There are two major expenses which rise faster than normal inflation rates with great consistency – healthcare costs and college costs.
I suspect college costs will tend to slow their inflationary factor down to something more normalized, as more and more colleges embrace technology to deliver education and reduce their expenses.
Healthcare costs… I fear the opposite may be true! In fact, at this rate your Social Security check will barely cover your healthcare costs in retirement!
$321,000 in retirement healthcare costs?
According to the healthcare article here, “For a 55-year-old couple retiring 10 years from now, their expected lifetime costs for Medicare and Medigap are projected at nearly $321,000. When dental, vision and hearing costs as well as co-pays and other out-of-pocket costs are included, their projected lifetime costs rise to more than $463,800.” If you haven’t added or properly assessed your potential healthcare costs in your retirement plan, you’re in for a rude awakening!
“HealthView Services’ Retirement Health Cost Index projects that total health care costs will consume 67% of lifetime Social Security bene5ts for a 66-year-old couple retiring at their full retirement age this year.” That’s a downright scary fact! You want that boat or that fancy trip to Europe? Think again!

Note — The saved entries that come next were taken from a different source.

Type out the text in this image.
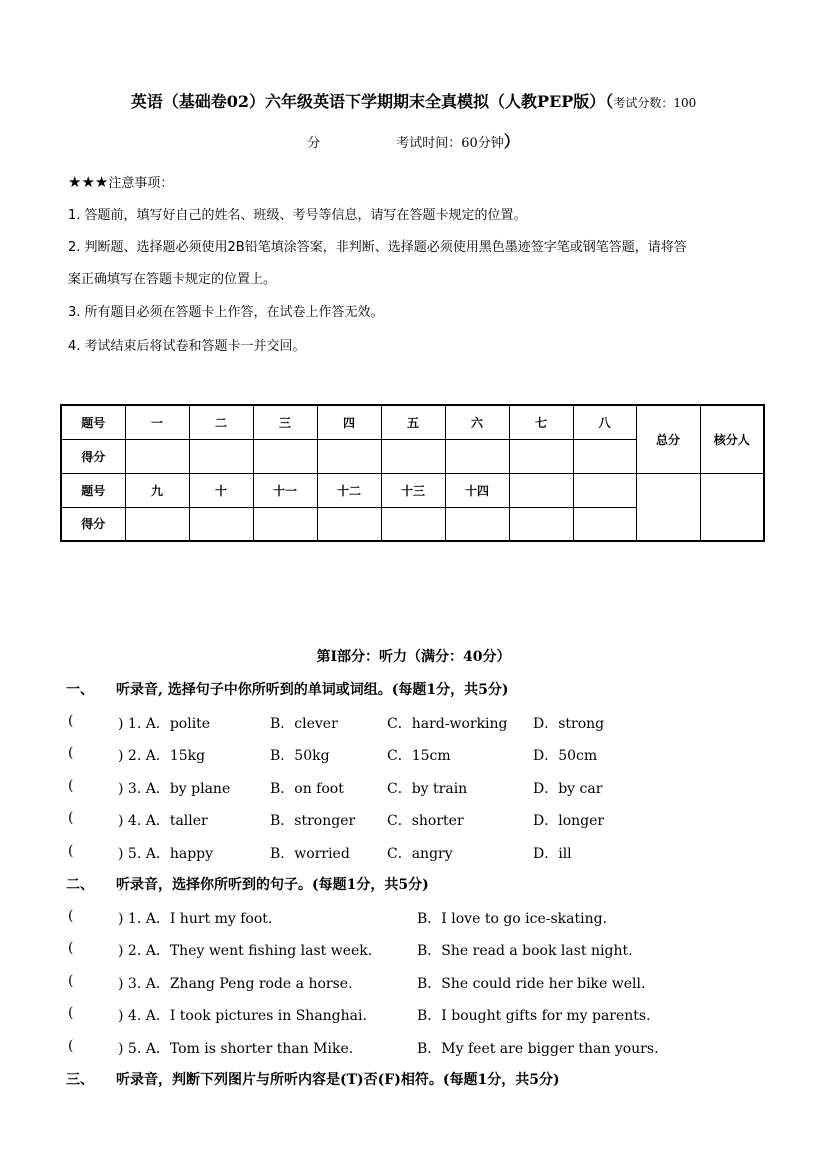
英语（基础卷02）六年级英语下学期期末全真模拟（人教PEP版）（考试分数：100
分	考试时间：60分钟）
★★★注意事项：
1. 答题前，填写好自己的姓名、班级、考号等信息，请写在答题卡规定的位置。
2. 判断题、选择题必须使用2B铅笔填涂答案，非判断、选择题必须使用黑色墨迹签字笔或钢笔答题，请将答
案正确填写在答题卡规定的位置上。
3. 所有题目必须在答题卡上作答，在试卷上作答无效。
4. 考试结束后将试卷和答题卡一并交回。
题号	一	二	三	四	五	六	七	八	总分	核分人
得分										
题号	九	十	十一	十二	十三	十四				
得分										
第Ⅰ部分：听力（满分：40分）
一、 听录音, 选择句子中你所听到的单词或词组。(每题1分，共5分)
(	) 1. A．polite	B．clever	C．hard-working D．strong
(	) 2. A．15kg	B．50kg	C．15cm	D．50cm
(	) 3. A．by plane	B．on foot	C．by train	D．by car
(	) 4. A．taller	B．stronger C．shorter	D．longer
(	) 5. A．happy	B．worried	C．angry	D．ill
二、 听录音，选择你所听到的句子。(每题1分，共5分)
(	) 1. A．I hurt my foot.	B．I love to go ice-skating.
(	) 2. A．They went fishing last week.	B．She read a book last night.
(	) 3. A．Zhang Peng rode a horse.	B．She could ride her bike well.
(	) 4. A．I took pictures in Shanghai.	B．I bought gifts for my parents.
(	) 5. A．Tom is shorter than Mike.	B．My feet are bigger than yours.
三、 听录音，判断下列图片与所听内容是(T)否(F)相符。(每题1分，共5分)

Think that’s bad so far? Those estimates are for low income retirees. If your modified adjusted gross income is too high your medicare surcharges will be outrageous! For MAGI over 170K (married) or 85K (single) your medicare surcharges may rise another 35% to 200%!

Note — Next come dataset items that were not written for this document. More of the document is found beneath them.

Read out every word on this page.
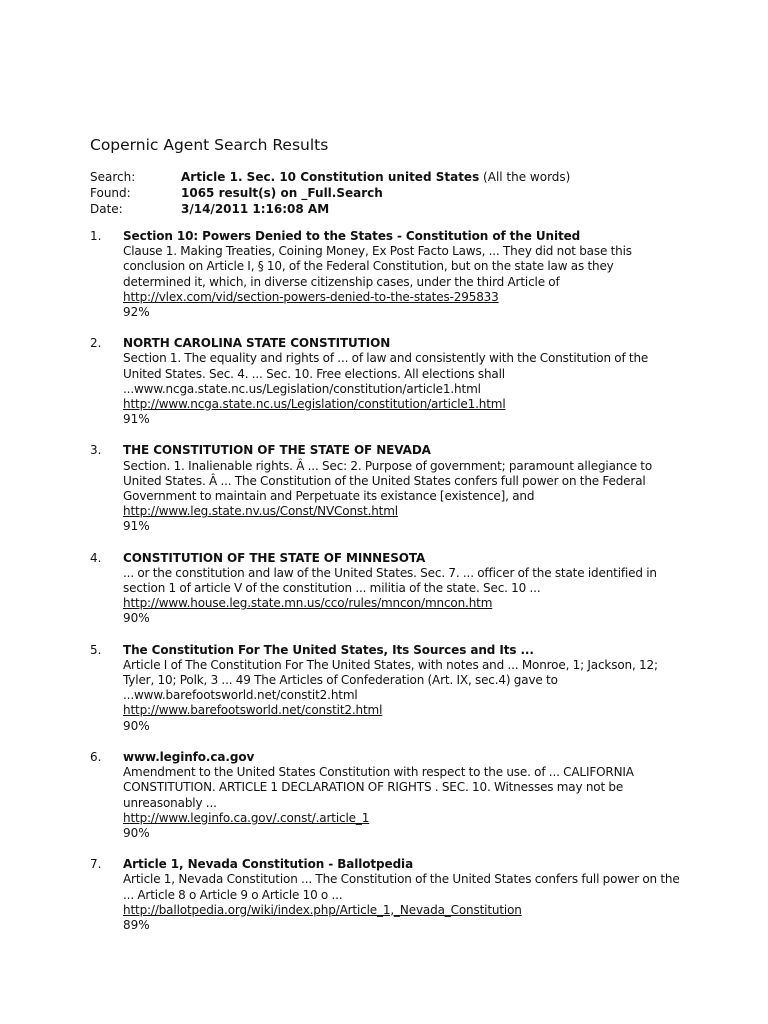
Copernic Agent Search Results
Search:	Article 1. Sec. 10 Constitution united States (All the words)
Found:	1065 result(s) on _Full.Search
Date:	3/14/2011 1:16:08 AM
1.	Section 10: Powers Denied to the States - Constitution of the United
Clause 1. Making Treaties, Coining Money, Ex Post Facto Laws, ... They did not base this conclusion on Article I, § 10, of the Federal Constitution, but on the state law as they determined it, which, in diverse citizenship cases, under the third Article of
http://vlex.com/vid/section-powers-denied-to-the-states-295833
92%
2.	NORTH CAROLINA STATE CONSTITUTION
Section 1. The equality and rights of ... of law and consistently with the Constitution of the United States. Sec. 4. ... Sec. 10. Free elections. All elections shall ...www.ncga.state.nc.us/Legislation/constitution/article1.html
http://www.ncga.state.nc.us/Legislation/constitution/article1.html
91%
3.	THE CONSTITUTION OF THE STATE OF NEVADA
Section. 1. Inalienable rights. Â ... Sec: 2. Purpose of government; paramount allegiance to United States. Â ... The Constitution of the United States confers full power on the Federal Government to maintain and Perpetuate its existance [existence], and
http://www.leg.state.nv.us/Const/NVConst.html
91%
4.	CONSTITUTION OF THE STATE OF MINNESOTA
... or the constitution and law of the United States. Sec. 7. ... officer of the state identified in section 1 of article V of the constitution ... militia of the state. Sec. 10 ...
http://www.house.leg.state.mn.us/cco/rules/mncon/mncon.htm
90%
5.	The Constitution For The United States, Its Sources and Its ...
Article I of The Constitution For The United States, with notes and ... Monroe, 1; Jackson, 12; Tyler, 10; Polk, 3 ... 49 The Articles of Confederation (Art. IX, sec.4) gave to ...www.barefootsworld.net/constit2.html
http://www.barefootsworld.net/constit2.html
90%
6.	www.leginfo.ca.gov
Amendment to the United States Constitution with respect to the use. of ... CALIFORNIA CONSTITUTION. ARTICLE 1 DECLARATION OF RIGHTS . SEC. 10. Witnesses may not be unreasonably ...
http://www.leginfo.ca.gov/.const/.article_1
90%
7.	Article 1, Nevada Constitution - Ballotpedia
Article 1, Nevada Constitution ... The Constitution of the United States confers full power on the ... Article 8 o Article 9 o Article 10 o ...
http://ballotpedia.org/wiki/index.php/Article_1,_Nevada_Constitution
89%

We see this everyday, in fact every time we review our client retirement plans we always put a heavy focus on expected healthcare costs in retirement.
If you’re not calculating retirement healthcare costs appropriately, you could be headed for disaster! And if you’re on the borderline for medicare surcharges, you’d better be watching your investments and cash flows like a hawk to make sure you don’t cross that threshold.